The Global Healthy Living Foundation (GHLF) has launched a study to evaluate the impact of the COVID-19 pandemic on patients with Crohn’s disease and ulcerative colitis, among other autoimmune diseases.
Known as the Autoimmune COVID-19 Project, the study seeks to understand the concerns and behaviors of patients with autoimmune conditions during the COVID-19 pandemic through a series of surveys. In addition to Crohn’s and ulcerative colitis, people with multiple sclerosis, arthritis, and vasculitis are also invited to take part in the study.
Led by CreakyJoints, GHLF’s patient community for people with arthritis, the project is a joint effort with Creaky Joints’ ArthritisPower Research Registry and three other patient research networks — IBD Partners, iConquerMS, and the Vasculitis Patient-Powered Research Network. These four groups are collectively known as the Autoimmune Research Collaborative (ARC), which is focused on carrying out patient-centered research in autoimmune and systemic inflammatory diseases.
“Patient surveys collected at regular intervals will study patients’ respiratory illness symptoms, experiences of COVID-19 testing, modified doctor visits using telehealth, concerns and choices regarding immunosuppressive therapy, and preferred sources of information about COVID-19,” Shilpa Venkatachalam, PhD, associate director of patient-centered research at CreakyJoints and co-principal investigator of ArthritisPower, said in a press release.
Participants will be asked to complete surveys, each taking less than 10 minutes to complete, every two weeks in the first two months, and then again at six and 12 months.
The Autoimmune COVID-19 Project is being conducted in both English and Spanish, and is targeted for patients living in the U.S. and Canada. The study has received independent institutional review board approval.
Patients with Crohn’s disease or ulcerative colitis can join the project via IBD Partners here.
Data collected in the Autoimmune COVID-19 Project will be aggregated and analyzed to describe the experiences and perceptions of patients across different autoimmune conditions. It will also help to assess the risks of different immunosuppressive treatments, and how common COVID-19 infection is in patients with autoimmune diseases.
“We intend for the patient-facing questions asked in our COVID-19 registry to complement the data being gathered by physician-facing registries by collecting information only patients can provide,” said Michael George, MD, lead investigator of the study and assistant professor of medicine and epidemiology at the Hospital of the University of Pennsylvania.

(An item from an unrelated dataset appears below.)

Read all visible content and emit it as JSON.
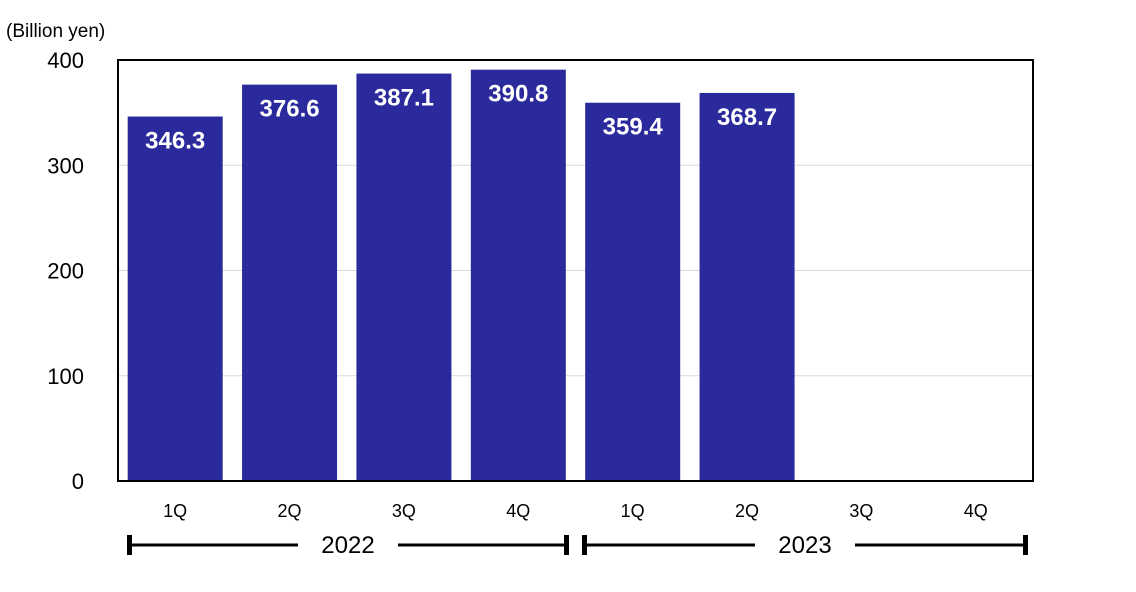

“Our common objective is to help generate knowledge that can inform physicians and policymakers about how best to care for these vulnerable patients, especially during an infectious disease outbreak,” he added.

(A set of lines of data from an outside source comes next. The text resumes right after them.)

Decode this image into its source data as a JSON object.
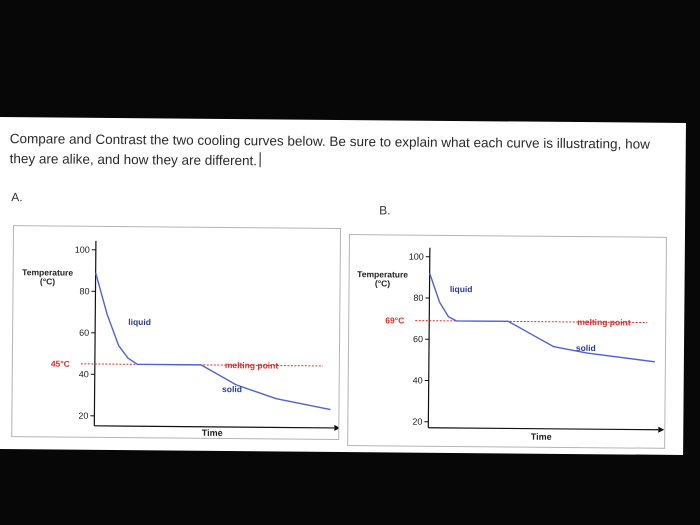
{
  "question": {
    "text": "Compare and Contrast the two cooling curves below. Be sure to explain what each curve is illustrating, how they are alike, and how they are different."
  },
  "labels": {
    "a": "A.",
    "b": "B."
  },
  "colors": {
    "curve": "#4f63d6",
    "reference": "#e0302a",
    "axis": "#111111"
  },
  "chart_data": [
    {
      "type": "line",
      "label": "A.",
      "ylabel": "Temperature\n(°C)",
      "xlabel": "Time",
      "yticks": [
        100,
        80,
        60,
        40,
        20
      ],
      "ylim": [
        18,
        102
      ],
      "xlim": [
        0,
        10
      ],
      "series": [
        {
          "values": [
            [
              0,
              89
            ],
            [
              0.5,
              69
            ],
            [
              1,
              54
            ],
            [
              1.4,
              48
            ],
            [
              1.8,
              45
            ],
            [
              4.5,
              45
            ],
            [
              6,
              35.5
            ],
            [
              7.7,
              29
            ],
            [
              10,
              24
            ]
          ]
        }
      ],
      "reference_line": {
        "y": 45,
        "label": "45°C",
        "text": "melting point"
      },
      "annotations": [
        {
          "text": "liquid",
          "x": 1.4,
          "y": 64
        },
        {
          "text": "solid",
          "x": 5.4,
          "y": 32
        }
      ]
    },
    {
      "type": "line",
      "label": "B.",
      "ylabel": "Temperature\n(°C)",
      "xlabel": "Time",
      "yticks": [
        100,
        80,
        60,
        40,
        20
      ],
      "ylim": [
        18,
        102
      ],
      "xlim": [
        0,
        10
      ],
      "series": [
        {
          "values": [
            [
              0,
              92
            ],
            [
              0.45,
              78
            ],
            [
              0.85,
              71
            ],
            [
              1.2,
              69
            ],
            [
              3.5,
              69
            ],
            [
              4.5,
              63
            ],
            [
              5.5,
              57
            ],
            [
              7,
              54
            ],
            [
              10,
              50
            ]
          ]
        }
      ],
      "reference_line": {
        "y": 69,
        "label": "69°C",
        "text": "melting point"
      },
      "annotations": [
        {
          "text": "liquid",
          "x": 0.9,
          "y": 83
        },
        {
          "text": "solid",
          "x": 6.5,
          "y": 55
        }
      ]
    }
  ]
}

Information collected through the project may help optimize patient support and shared decision-making about the management and treatment of autoimmune diseases in the context of an infectious disease pandemic.

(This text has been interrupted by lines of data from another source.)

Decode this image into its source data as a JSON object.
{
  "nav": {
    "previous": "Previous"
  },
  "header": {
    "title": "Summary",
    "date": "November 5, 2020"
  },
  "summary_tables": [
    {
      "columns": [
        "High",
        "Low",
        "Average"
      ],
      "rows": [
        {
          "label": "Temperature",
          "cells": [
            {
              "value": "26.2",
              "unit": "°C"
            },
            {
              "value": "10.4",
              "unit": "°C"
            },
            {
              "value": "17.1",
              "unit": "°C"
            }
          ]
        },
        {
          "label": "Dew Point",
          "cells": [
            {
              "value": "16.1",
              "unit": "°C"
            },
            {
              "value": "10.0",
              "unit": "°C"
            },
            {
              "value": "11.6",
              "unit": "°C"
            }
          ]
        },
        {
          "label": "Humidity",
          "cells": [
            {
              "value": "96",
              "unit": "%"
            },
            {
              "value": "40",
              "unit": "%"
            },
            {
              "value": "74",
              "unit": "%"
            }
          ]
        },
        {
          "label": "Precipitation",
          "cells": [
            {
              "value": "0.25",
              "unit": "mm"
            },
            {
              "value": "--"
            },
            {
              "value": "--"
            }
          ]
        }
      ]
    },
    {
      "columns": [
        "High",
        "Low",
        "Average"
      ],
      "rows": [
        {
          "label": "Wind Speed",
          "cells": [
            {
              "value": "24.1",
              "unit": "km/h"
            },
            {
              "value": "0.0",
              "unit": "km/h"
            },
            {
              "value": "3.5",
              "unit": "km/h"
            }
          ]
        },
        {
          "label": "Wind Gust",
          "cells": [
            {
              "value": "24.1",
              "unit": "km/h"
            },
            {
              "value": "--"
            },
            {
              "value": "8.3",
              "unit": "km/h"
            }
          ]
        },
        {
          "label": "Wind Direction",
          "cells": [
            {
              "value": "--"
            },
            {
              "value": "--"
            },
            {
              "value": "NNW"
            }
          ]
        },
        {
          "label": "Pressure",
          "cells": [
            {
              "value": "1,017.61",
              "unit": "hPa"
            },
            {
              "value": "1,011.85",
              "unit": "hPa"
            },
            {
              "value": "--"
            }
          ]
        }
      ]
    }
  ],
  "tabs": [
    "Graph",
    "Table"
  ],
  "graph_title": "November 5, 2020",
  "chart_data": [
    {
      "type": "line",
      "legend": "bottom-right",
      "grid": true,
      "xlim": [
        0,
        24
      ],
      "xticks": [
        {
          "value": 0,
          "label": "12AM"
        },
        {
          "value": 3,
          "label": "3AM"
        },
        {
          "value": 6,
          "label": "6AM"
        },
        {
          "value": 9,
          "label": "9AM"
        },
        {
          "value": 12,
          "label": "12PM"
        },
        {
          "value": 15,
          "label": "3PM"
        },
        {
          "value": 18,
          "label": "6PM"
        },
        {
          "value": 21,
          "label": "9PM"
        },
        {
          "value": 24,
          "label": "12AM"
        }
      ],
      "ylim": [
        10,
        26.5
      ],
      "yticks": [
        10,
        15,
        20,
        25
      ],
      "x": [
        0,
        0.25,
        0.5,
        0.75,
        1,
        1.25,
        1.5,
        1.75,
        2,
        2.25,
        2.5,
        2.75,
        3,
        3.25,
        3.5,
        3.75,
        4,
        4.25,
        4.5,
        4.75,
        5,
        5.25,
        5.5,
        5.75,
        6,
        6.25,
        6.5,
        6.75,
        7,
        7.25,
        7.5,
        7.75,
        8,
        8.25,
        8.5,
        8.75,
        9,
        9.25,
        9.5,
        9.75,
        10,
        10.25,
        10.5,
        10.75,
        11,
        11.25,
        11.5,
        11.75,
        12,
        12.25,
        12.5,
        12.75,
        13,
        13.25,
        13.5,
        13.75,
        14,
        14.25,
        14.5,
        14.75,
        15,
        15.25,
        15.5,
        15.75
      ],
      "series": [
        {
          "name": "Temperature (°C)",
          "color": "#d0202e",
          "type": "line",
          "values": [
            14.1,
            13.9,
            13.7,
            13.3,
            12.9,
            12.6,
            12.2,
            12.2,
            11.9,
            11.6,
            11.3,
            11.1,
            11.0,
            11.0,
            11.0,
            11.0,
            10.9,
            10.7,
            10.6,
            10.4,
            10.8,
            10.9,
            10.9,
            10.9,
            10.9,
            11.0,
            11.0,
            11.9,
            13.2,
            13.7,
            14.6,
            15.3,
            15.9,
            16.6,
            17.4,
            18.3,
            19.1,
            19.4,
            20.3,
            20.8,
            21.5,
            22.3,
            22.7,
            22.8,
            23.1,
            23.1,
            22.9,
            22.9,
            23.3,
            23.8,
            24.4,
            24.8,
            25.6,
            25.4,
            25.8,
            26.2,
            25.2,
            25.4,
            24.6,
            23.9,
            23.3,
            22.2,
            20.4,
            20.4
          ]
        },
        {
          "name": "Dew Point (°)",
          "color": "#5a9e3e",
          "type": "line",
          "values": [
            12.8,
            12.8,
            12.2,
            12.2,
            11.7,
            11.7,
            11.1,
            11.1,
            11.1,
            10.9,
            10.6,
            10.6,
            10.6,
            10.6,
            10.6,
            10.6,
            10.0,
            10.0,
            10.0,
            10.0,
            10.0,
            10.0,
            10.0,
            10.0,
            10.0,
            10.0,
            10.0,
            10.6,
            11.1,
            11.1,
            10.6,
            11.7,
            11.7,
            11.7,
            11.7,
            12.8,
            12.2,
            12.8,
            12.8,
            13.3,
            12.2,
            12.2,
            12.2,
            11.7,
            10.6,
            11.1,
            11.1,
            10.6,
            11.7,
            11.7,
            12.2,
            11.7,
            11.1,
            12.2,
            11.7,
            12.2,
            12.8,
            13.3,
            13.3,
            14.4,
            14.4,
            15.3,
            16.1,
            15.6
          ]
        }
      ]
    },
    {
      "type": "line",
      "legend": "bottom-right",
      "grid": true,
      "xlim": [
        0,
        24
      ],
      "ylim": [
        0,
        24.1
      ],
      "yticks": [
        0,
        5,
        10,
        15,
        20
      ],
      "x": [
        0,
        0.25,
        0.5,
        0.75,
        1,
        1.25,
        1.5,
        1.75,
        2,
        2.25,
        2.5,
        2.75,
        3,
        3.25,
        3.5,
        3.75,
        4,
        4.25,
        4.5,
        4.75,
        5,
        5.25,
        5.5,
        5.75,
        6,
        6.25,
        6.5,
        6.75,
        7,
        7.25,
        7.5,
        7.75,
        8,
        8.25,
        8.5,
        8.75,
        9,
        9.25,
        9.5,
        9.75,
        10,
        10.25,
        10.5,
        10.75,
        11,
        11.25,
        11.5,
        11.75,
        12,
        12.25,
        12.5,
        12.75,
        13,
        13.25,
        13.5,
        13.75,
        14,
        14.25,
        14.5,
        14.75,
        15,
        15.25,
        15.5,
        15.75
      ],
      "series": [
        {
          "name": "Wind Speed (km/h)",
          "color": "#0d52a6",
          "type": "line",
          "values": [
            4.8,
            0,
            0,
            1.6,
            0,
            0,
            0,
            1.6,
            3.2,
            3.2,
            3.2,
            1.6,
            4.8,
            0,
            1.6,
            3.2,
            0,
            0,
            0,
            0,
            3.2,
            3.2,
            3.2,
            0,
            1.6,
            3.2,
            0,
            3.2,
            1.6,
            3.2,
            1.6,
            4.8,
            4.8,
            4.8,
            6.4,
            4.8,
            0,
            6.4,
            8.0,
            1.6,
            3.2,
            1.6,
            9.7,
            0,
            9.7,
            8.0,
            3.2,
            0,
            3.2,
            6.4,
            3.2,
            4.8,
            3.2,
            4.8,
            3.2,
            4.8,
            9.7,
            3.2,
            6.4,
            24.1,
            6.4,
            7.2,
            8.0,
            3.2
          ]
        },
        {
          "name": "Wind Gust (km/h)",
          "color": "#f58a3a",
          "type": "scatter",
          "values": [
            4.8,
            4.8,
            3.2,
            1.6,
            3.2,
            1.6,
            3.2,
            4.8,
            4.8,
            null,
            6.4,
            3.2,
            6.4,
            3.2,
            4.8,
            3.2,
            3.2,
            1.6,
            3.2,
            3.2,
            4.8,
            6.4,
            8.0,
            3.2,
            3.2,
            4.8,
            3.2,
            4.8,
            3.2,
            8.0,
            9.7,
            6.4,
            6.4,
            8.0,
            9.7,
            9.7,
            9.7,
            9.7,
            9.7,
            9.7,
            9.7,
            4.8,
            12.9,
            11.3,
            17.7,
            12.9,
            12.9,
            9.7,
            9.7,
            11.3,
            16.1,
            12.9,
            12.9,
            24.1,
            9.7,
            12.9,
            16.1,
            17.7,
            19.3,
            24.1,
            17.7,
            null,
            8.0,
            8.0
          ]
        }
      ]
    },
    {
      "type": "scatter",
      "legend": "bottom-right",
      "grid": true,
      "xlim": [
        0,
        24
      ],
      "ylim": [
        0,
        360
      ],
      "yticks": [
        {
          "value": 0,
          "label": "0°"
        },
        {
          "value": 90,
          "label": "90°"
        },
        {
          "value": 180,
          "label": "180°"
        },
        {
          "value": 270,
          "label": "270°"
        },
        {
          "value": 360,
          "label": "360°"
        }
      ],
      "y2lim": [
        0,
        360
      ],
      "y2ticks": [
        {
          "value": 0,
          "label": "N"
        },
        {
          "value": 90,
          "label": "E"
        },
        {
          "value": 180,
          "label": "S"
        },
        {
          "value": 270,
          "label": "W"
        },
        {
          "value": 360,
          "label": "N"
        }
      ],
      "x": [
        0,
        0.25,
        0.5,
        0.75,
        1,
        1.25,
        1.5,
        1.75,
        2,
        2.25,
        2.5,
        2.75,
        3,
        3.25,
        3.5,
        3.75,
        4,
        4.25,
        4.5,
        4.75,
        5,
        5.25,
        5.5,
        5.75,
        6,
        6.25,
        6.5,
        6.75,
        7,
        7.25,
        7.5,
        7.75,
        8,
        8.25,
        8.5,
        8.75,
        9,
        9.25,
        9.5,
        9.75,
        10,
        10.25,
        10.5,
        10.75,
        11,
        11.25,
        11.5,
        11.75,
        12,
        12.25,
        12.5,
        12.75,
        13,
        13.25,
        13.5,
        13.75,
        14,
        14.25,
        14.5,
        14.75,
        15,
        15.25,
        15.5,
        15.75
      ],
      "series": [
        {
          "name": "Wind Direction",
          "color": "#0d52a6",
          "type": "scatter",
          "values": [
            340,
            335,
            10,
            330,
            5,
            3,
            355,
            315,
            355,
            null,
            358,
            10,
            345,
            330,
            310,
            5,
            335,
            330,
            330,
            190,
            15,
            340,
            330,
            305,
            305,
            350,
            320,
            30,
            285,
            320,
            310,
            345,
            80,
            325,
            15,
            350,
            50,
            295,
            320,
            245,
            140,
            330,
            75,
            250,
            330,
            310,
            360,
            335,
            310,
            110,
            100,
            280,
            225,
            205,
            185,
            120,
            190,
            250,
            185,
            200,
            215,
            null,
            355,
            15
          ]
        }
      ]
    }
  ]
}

“We need information about the impact of COVID-19 on patients with autoimmune, rheumatic, and related conditions in order to provide support for health decision making, especially given the heightened risks associated with a highly transmissible infection,” Venkatachalam said.
So far, more than 2,000 registry members of the patient research networks have already entered the study. Recruitment will continue via email, social media, through patient portals, and other sources such as online patient registries held by networks like IBD Partners.
Summaries of the study’s results will be displayed on autoimmunecovid.org. The website will also direct patients to reliable information and updated sources. As the study progresses, the website will display a U.S./Canada map showing where people with autoimmune conditions have reported a respiratory illness (COVID-19 or others, whether or not confirmed with testing) using geolocation data shared by patients.
In addition, “CreakyJoints and partnering patient and rheumatology organizations will use well-established educational channels to disseminate findings to the patient community, … as well as to other researchers, policymakers, and health care providers,” said Seth D. Ginsberg, president and co-founder of CreakyJoints.
“Our expertise in patient-centered research allows us to execute studies relatively quickly and to keep patient communities well informed,” Ginsberg added.